Had a quick look at the cluster and under the summary tab it displayed the following error:
Hmmm……. upon further inspection it turns out that the hosts weren’t displaying their utilisation properly – both CPU and memory displayed 0% utilisation:
Turns out that DRS may have got its knickers in a twist and it wasn’t able to load balance across the cluster, possibly because it could not contact the other two hosts to determine the available resources…. as you can see from the picture above, everything ended up on my second ESXi host!
A quick google shows that I’m not alone in experiencing this issue…. but there didn’t seem to be any reference to VMware KBs or an official line from VMware regarding this issue.
Turns out most people just ‘disconnected’ and ‘reconnected’ the offending host and it fixed the issue! I did just that and it cleared the DRS configuration issue and started to display the host resource utilisation again….. and after a while DRS kicked in and re-balanced my cluster!
I can only assume something caused the DRS or HA configuration of the cluster to go a bit funny – how or what caused it, I’m not sure……

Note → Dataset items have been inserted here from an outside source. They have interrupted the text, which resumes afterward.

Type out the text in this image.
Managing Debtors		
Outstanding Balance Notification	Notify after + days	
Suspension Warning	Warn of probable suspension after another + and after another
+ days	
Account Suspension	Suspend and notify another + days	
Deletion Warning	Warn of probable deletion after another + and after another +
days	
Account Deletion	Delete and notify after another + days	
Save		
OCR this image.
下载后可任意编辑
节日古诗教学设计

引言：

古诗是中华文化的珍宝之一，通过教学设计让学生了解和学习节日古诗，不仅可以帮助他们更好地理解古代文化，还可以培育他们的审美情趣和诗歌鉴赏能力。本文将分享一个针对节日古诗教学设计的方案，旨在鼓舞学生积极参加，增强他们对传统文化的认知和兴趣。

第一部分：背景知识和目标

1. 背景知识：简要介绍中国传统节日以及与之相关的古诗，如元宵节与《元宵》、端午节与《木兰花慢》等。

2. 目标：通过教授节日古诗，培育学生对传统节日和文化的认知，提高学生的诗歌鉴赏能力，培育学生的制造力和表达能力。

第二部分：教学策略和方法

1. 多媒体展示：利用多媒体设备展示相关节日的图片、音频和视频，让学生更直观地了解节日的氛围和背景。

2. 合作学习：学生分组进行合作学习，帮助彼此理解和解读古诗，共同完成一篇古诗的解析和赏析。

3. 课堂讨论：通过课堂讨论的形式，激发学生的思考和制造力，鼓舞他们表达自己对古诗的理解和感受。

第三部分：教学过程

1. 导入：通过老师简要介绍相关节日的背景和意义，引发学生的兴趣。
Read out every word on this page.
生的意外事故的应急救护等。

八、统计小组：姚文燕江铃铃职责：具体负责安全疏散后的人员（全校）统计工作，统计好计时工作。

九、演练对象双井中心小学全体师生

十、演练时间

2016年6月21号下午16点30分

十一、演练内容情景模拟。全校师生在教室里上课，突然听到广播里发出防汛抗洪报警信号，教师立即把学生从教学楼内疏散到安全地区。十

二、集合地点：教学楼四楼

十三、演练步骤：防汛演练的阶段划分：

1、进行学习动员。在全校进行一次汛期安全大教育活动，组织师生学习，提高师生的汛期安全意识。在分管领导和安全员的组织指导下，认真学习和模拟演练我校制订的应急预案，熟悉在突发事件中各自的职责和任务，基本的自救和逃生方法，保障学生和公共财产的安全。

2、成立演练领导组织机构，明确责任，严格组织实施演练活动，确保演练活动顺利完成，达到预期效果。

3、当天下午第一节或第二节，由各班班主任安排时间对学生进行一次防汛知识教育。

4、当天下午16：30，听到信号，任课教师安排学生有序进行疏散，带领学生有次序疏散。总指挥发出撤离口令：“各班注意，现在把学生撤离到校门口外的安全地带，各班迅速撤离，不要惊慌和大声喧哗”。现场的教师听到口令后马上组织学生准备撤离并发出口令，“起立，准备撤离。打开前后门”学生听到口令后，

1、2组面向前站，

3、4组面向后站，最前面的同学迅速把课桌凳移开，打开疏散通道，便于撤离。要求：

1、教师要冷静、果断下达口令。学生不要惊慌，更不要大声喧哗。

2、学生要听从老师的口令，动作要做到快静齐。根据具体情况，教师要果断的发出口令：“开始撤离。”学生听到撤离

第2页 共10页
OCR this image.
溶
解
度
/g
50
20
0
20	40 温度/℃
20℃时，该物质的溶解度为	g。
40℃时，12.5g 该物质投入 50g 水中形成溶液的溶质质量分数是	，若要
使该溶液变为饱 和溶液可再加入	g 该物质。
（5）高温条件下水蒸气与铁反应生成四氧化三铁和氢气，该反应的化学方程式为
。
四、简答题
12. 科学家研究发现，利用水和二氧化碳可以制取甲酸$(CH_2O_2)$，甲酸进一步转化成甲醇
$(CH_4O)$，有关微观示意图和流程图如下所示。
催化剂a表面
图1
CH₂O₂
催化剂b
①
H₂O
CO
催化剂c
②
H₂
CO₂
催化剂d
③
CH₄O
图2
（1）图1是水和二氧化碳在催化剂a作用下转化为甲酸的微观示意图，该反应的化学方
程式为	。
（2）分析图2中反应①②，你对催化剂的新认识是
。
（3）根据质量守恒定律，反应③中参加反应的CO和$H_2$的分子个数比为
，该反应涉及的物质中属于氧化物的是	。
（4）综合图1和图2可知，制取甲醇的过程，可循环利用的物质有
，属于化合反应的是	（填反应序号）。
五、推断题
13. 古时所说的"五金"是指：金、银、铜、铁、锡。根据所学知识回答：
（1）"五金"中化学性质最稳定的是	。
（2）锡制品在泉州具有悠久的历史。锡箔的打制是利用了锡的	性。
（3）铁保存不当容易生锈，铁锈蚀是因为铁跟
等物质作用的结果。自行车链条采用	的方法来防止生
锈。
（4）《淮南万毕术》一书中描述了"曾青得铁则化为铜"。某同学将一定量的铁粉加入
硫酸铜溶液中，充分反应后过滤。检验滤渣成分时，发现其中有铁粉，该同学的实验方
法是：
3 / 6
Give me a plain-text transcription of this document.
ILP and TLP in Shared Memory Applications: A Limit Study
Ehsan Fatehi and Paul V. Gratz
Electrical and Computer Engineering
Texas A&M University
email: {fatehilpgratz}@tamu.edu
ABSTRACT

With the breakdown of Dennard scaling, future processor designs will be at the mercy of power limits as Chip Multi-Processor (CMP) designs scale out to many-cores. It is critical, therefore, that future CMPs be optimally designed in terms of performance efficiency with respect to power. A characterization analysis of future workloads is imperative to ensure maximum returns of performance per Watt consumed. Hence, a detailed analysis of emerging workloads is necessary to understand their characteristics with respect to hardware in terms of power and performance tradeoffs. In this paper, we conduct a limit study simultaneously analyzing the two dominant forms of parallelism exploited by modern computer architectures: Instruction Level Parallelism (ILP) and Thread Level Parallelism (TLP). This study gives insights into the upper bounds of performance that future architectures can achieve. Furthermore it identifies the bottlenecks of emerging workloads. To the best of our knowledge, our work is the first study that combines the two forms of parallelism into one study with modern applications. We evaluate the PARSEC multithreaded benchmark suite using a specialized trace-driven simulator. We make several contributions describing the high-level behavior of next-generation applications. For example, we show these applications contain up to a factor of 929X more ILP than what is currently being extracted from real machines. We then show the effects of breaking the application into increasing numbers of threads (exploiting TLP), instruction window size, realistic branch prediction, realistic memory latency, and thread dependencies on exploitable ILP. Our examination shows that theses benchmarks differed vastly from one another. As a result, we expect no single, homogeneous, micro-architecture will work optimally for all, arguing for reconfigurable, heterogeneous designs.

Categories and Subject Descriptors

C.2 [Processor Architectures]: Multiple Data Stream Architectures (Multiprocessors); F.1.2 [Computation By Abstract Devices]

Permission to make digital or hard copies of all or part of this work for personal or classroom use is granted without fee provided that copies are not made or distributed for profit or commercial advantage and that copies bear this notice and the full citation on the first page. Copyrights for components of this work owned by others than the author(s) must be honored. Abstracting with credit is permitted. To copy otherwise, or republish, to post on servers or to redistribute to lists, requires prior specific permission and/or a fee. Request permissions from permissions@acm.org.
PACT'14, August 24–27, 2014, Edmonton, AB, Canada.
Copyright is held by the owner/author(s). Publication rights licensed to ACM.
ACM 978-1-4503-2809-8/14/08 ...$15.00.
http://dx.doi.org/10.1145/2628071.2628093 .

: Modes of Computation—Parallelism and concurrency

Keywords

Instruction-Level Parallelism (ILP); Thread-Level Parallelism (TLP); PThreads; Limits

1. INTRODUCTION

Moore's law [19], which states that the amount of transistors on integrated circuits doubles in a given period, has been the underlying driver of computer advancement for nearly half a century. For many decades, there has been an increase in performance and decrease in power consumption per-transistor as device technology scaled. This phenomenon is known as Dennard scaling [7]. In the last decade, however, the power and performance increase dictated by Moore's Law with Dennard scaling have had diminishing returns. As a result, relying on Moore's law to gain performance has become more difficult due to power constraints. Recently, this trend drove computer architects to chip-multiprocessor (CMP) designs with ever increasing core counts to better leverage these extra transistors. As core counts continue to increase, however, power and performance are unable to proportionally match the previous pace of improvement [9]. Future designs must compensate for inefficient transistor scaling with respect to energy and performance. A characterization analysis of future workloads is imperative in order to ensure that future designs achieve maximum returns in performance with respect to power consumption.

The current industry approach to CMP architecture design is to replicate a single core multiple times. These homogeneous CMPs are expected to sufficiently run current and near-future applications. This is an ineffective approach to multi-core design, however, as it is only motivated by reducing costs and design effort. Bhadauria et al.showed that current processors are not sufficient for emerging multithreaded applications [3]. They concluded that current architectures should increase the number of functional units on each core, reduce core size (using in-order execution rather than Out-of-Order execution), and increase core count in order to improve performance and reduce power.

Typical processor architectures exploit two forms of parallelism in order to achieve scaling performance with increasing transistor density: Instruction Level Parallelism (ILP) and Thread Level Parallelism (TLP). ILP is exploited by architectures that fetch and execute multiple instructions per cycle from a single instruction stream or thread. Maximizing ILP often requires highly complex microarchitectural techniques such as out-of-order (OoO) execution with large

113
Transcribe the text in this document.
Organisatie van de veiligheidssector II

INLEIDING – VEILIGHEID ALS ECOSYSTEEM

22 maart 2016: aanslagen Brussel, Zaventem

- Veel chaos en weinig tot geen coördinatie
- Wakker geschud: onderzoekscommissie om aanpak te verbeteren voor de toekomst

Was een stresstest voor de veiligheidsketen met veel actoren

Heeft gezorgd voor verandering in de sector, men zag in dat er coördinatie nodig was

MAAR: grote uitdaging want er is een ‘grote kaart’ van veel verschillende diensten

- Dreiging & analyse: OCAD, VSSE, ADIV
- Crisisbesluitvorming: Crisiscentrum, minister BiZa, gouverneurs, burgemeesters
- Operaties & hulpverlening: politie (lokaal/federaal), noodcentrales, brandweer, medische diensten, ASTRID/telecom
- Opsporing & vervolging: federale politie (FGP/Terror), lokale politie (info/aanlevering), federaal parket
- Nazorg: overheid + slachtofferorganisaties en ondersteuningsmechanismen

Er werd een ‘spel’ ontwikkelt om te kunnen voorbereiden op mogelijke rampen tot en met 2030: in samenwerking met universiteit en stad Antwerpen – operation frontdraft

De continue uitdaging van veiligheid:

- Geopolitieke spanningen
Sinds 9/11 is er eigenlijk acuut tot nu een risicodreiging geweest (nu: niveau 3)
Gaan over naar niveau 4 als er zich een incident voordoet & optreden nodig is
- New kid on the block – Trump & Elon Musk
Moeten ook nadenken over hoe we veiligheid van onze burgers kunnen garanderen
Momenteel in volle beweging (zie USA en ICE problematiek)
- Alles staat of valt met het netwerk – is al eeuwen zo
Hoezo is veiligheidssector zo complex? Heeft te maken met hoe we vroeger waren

Disconnecting and reconnecting an ESXi host is non-disruptive and doesn’t turn off VMs, all it does is remove the HA agent from the host and un-protect the VMs, and then re-enable the HA agent and re-protect the VMs.
I’m sure VMware are aware of this issue, but given it hasn’t been addressed in the latest release of vCenter Server (5.1.1b Aug 1st 2013), I can only assume they are none the nearer of discovering what’s causing the issue!